Topband: Commercial 160 antennas?

Hank Garretson w6sx at arrl.net
Fri Jan 1 10:40:14 EST 2016


On Fri, Jan 1, 2016 at 5:50 AM, Ed Sawyer <sawyered at earthlink.net> wrote:

We would do better sometimes to stop talking ideal and actually help posters
> when they state a question with clear compromises and limitations.  In my
> opinion anyway.
>

Okay. In my anecdotal experience, an inverted L, or in my case a T, with a
single bent elevated counterpoise beats the pants off my horizontal or
inverted-V wires.

Specifics. I have horizontal room for a 90-foot flattop. I make this into
an 80-meter dipole by with dropping 30-foot doglegs at each end.

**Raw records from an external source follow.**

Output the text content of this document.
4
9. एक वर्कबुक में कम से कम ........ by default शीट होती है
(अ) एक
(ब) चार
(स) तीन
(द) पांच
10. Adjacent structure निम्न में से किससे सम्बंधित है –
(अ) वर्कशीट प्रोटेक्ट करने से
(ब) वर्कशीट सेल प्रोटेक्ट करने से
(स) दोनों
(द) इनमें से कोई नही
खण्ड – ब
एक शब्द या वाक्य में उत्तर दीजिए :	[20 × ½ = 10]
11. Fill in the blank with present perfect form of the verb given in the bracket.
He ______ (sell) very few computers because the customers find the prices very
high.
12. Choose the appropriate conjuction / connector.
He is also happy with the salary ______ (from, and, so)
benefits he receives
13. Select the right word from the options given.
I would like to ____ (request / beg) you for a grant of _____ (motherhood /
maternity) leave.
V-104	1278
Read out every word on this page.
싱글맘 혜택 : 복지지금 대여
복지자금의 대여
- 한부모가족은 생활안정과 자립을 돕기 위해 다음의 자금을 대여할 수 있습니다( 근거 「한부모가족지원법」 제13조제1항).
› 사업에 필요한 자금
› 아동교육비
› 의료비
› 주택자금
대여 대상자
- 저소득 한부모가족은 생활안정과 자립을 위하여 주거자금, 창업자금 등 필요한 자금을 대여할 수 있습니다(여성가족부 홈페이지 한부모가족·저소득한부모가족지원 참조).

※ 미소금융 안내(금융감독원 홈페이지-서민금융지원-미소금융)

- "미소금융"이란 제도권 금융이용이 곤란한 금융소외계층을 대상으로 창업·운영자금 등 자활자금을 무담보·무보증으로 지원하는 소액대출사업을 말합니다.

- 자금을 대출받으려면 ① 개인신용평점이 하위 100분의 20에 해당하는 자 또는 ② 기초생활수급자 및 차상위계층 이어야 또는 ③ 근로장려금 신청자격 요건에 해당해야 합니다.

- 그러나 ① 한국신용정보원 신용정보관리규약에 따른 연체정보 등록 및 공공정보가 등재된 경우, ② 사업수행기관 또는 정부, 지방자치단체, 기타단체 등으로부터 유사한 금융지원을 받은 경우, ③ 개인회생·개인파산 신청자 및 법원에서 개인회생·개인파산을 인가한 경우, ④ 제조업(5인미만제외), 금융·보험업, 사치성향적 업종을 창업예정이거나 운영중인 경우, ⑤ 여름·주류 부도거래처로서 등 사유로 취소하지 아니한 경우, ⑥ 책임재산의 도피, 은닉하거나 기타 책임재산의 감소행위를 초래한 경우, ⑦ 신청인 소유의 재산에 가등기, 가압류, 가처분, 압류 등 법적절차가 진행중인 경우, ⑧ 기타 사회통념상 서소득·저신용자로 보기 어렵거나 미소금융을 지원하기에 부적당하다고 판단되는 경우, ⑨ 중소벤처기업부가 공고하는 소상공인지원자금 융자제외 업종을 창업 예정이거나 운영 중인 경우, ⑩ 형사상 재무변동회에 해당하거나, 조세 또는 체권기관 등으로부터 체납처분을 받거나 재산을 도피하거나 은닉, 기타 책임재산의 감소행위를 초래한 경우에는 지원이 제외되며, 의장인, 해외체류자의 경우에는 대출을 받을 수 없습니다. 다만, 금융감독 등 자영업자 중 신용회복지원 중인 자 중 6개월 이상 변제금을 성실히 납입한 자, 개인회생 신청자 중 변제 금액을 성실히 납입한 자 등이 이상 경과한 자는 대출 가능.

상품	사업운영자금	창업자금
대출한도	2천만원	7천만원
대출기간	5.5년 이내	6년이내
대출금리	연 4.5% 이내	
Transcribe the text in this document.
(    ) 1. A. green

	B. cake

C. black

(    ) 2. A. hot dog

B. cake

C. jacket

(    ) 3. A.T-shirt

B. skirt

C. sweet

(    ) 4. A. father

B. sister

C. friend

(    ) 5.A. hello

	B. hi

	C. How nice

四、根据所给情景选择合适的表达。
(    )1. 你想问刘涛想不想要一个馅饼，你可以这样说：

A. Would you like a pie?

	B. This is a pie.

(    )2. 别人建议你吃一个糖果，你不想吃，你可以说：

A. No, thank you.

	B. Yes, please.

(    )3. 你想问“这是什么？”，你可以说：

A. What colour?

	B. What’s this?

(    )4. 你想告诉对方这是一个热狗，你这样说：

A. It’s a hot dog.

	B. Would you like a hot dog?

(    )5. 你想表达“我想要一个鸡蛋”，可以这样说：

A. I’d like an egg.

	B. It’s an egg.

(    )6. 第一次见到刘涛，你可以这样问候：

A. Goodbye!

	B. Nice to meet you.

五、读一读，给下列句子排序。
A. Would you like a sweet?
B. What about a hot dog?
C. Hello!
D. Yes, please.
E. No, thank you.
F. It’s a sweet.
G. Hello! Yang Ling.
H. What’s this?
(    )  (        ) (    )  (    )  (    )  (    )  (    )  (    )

The
flattop is only 46 feet high. I feed the dipole with coax. On 160, I tie
the coax together and feed it against a single 134-foot counterpoise 12
feet above ground. The counterpoise runs about forty feet to back of yard
and then is bent back to run by side of house toward street. Included bent
angle is about 40 degrees.

This arrangement works. WAS in one weekend. All continents except Europe in
one weekend. Anecdotal--everyone's mileage will vary.

Someday, I'm going to try to add some more counterpoises but it will be
hard given my layout. Maybe a K2AV FCP or two.

Bottom line. Vertical is usually better than horizontal or inverted-V. Put
up the best you can manage. Most important, don't let naysayers keep you
from getting on the most-fun band ever.